Distributed Acoustic Sensing for Urban Traffic Monitoring: Spatio-Temporal Attention in Recurrent Neural Networks

TL;DR

This paper introduces a novel RNN-based approach with spatial-temporal attention mechanisms for analyzing DAS data to improve urban traffic monitoring, achieving better accuracy, interpretability, and transferability in real-world scenarios.

Contribution

It systematically integrates spatial and temporal attention into RNNs for DAS data, enhancing traffic event recognition and interpretability in urban environments.

Findings

Attention modules improve recognition accuracy and model efficiency.

Attention heatmaps offer meaningful physical interpretations.

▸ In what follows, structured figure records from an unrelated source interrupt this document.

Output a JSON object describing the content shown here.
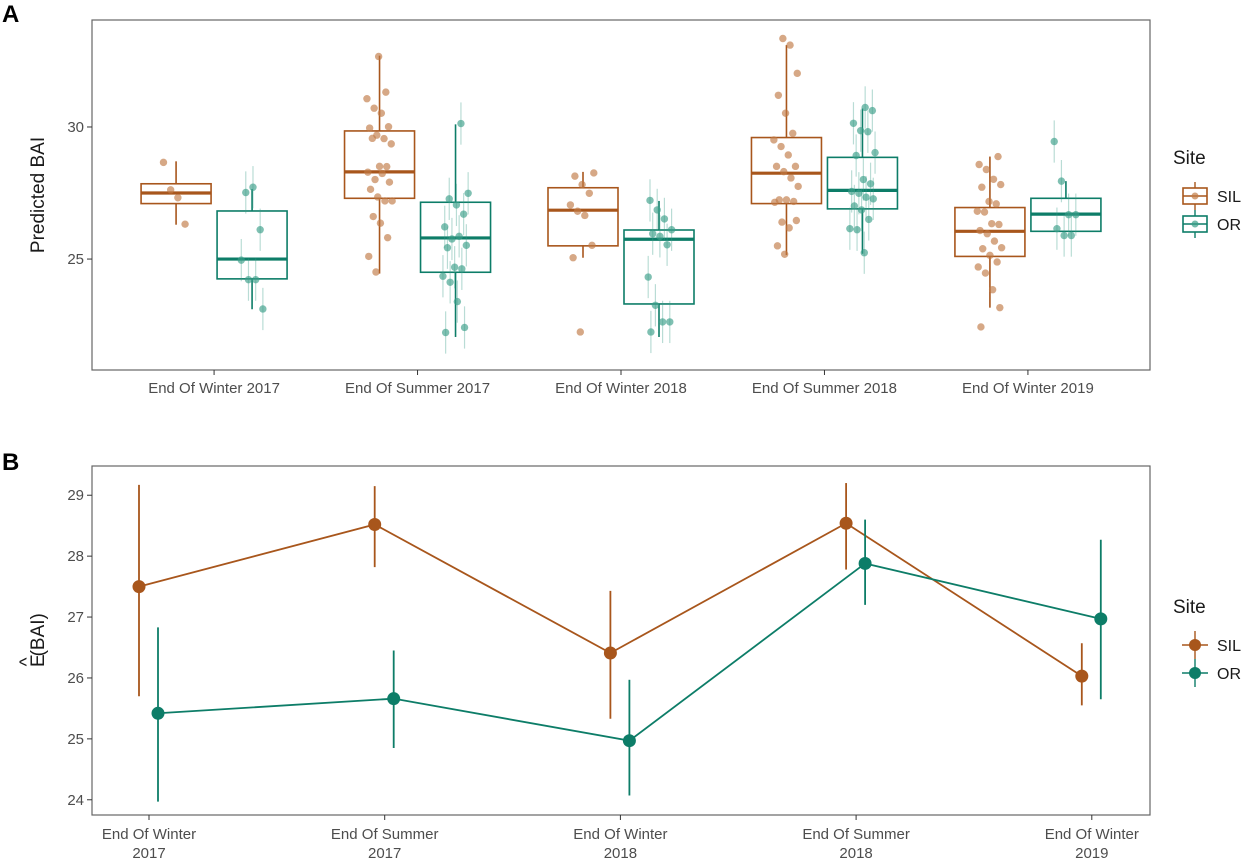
{
  "colors": {
    "SIL": "#a8561c",
    "OR": "#0d7d68",
    "SIL_point": "#c07a45",
    "OR_point": "#3a9e88"
  },
  "chart_data": [
    {
      "panel_label": "A",
      "type": "boxplot",
      "ylabel": "Predicted BAI",
      "xlabel": "",
      "ylim": [
        20.8,
        34.05
      ],
      "yticks": [
        25,
        30
      ],
      "categories": [
        "End Of Winter 2017",
        "End Of Summer 2017",
        "End Of Winter 2018",
        "End Of Summer 2018",
        "End Of Winter 2019"
      ],
      "legend": {
        "title": "Site",
        "entries": [
          "SIL",
          "OR"
        ],
        "placement": "right"
      },
      "series": [
        {
          "name": "SIL",
          "boxes": [
            {
              "min": 26.3,
              "q1": 27.1,
              "median": 27.5,
              "q3": 27.85,
              "max": 28.7,
              "points": [
                28.66,
                27.62,
                27.32,
                26.32
              ]
            },
            {
              "min": 24.45,
              "q1": 27.3,
              "median": 28.3,
              "q3": 29.85,
              "max": 32.7,
              "points": [
                32.67,
                31.32,
                31.07,
                30.71,
                30.52,
                30.01,
                29.96,
                29.69,
                29.56,
                29.36,
                29.57,
                28.51,
                28.5,
                28.29,
                28.01,
                28.24,
                27.91,
                27.64,
                27.35,
                27.2,
                27.2,
                26.61,
                26.36,
                25.81,
                25.1,
                24.51
              ]
            },
            {
              "min": 25.05,
              "q1": 25.5,
              "median": 26.85,
              "q3": 27.7,
              "max": 28.3,
              "points": [
                28.26,
                28.14,
                27.82,
                27.49,
                27.05,
                26.81,
                26.65,
                25.52,
                25.05,
                22.24
              ]
            },
            {
              "min": 25.15,
              "q1": 27.1,
              "median": 28.25,
              "q3": 29.6,
              "max": 33.1,
              "points": [
                33.35,
                33.1,
                32.03,
                31.2,
                30.52,
                29.76,
                29.51,
                29.26,
                28.94,
                28.51,
                28.51,
                28.31,
                28.07,
                27.75,
                27.24,
                27.24,
                27.18,
                27.15,
                26.4,
                26.18,
                26.46,
                25.5,
                25.18
              ]
            },
            {
              "min": 23.16,
              "q1": 25.1,
              "median": 26.05,
              "q3": 26.95,
              "max": 28.88,
              "points": [
                28.88,
                28.58,
                28.39,
                28.02,
                27.82,
                27.72,
                27.18,
                27.09,
                26.81,
                26.78,
                26.34,
                26.31,
                26.08,
                25.96,
                25.68,
                25.43,
                25.39,
                25.14,
                24.89,
                24.7,
                24.47,
                23.84,
                23.16,
                22.43
              ]
            }
          ]
        },
        {
          "name": "OR",
          "boxes": [
            {
              "min": 23.1,
              "q1": 24.25,
              "median": 25.0,
              "q3": 26.82,
              "max": 27.65,
              "points": [
                27.52,
                27.72,
                26.11,
                24.96,
                24.22,
                24.22,
                23.11
              ]
            },
            {
              "min": 22.05,
              "q1": 24.5,
              "median": 25.8,
              "q3": 27.15,
              "max": 30.1,
              "points": [
                30.13,
                27.49,
                27.28,
                27.05,
                26.7,
                26.22,
                25.76,
                25.86,
                25.52,
                25.43,
                24.69,
                24.63,
                24.35,
                24.12,
                23.39,
                22.41,
                22.22
              ]
            },
            {
              "min": 22.05,
              "q1": 23.3,
              "median": 25.75,
              "q3": 26.1,
              "max": 27.2,
              "points": [
                27.22,
                26.86,
                26.52,
                26.11,
                25.96,
                25.86,
                25.54,
                24.32,
                23.25,
                22.62,
                22.62,
                22.24
              ]
            },
            {
              "min": 25.2,
              "q1": 26.9,
              "median": 27.6,
              "q3": 28.85,
              "max": 30.7,
              "points": [
                30.74,
                30.62,
                30.14,
                29.86,
                29.82,
                29.03,
                28.92,
                28.01,
                27.85,
                27.56,
                27.49,
                27.34,
                27.28,
                27.01,
                26.86,
                26.5,
                26.15,
                26.11,
                25.24
              ]
            },
            {
              "min": 26.05,
              "q1": 26.05,
              "median": 26.7,
              "q3": 27.3,
              "max": 27.95,
              "points": [
                29.45,
                27.95,
                26.68,
                26.68,
                26.15,
                25.89,
                25.89
              ]
            }
          ]
        }
      ]
    },
    {
      "panel_label": "B",
      "type": "line",
      "ylabel_base": "E",
      "ylabel_hat": "^",
      "ylabel_rest": "(BAI)",
      "ylim": [
        23.75,
        29.48
      ],
      "yticks": [
        24,
        25,
        26,
        27,
        28,
        29
      ],
      "categories": [
        [
          "End Of Winter",
          "2017"
        ],
        [
          "End Of Summer",
          "2017"
        ],
        [
          "End Of Winter",
          "2018"
        ],
        [
          "End Of Summer",
          "2018"
        ],
        [
          "End Of Winter",
          "2019"
        ]
      ],
      "legend": {
        "title": "Site",
        "entries": [
          "SIL",
          "OR"
        ],
        "placement": "right"
      },
      "series": [
        {
          "name": "SIL",
          "values": [
            27.5,
            28.52,
            26.41,
            28.54,
            26.03
          ],
          "lower": [
            25.7,
            27.82,
            25.33,
            27.78,
            25.55
          ],
          "upper": [
            29.17,
            29.15,
            27.43,
            29.2,
            26.57
          ]
        },
        {
          "name": "OR",
          "values": [
            25.42,
            25.66,
            24.97,
            27.88,
            26.97
          ],
          "lower": [
            23.97,
            24.85,
            24.07,
            27.2,
            25.65
          ],
          "upper": [
            26.83,
            26.45,
            25.97,
            28.6,
            28.27
          ]
        }
      ]
    }
  ]
}
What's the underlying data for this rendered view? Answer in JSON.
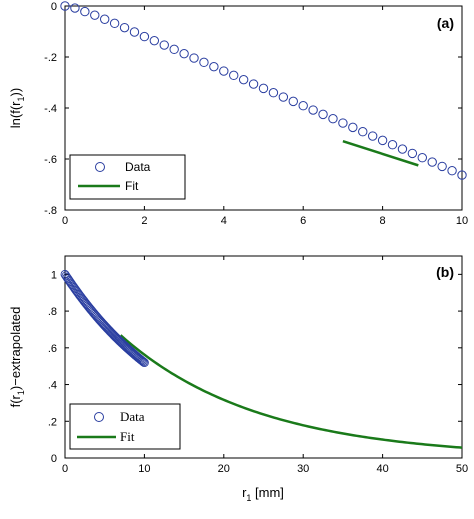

Spatial transferability enables recognition at unseen locations.

Abstract

Effective urban traffic monitoring is essential for improving mobility, enhancing safety, and supporting sustainable cities. Distributed Acoustic Sensing (DAS) enables large-scale traffic observation by transforming existing fiber-optic infrastructure into dense arrays of vibration sensors. However, modeling the high-resolution spatio-temporal structure of DAS data for reliable traffic event recognition remains challenging. This study presents a real-world DAS-based traffic monitoring experiment conducted in Granada, Spain, where vehicles cross a fiber deployed perpendicular to the roadway. Recurrent neural networks (RNNs) are employed to model intra- and inter-event temporal dependencies. Spatial and temporal attention mechanisms are systematically integrated within the RNN architecture to analyze their impact on recognition performance, parameter efficiency, and interpretability. Results show that an appropriate and complementary placement of attention modules improves the balance between accuracy and model complexity. Attention heatmaps provide physically meaningful interpretations of classification decisions by highlighting informative spatial locations and temporal segments. Furthermore, the proposed SA-bi-TA configuration demonstrates spatial transferability, successfully recognizing traffic events at sensing locations different from those used during training, with only moderate performance degradation. These findings support the development of scalable and interpretable DAS-based traffic monitoring systems capable of operating under heterogeneous urban sensing conditions.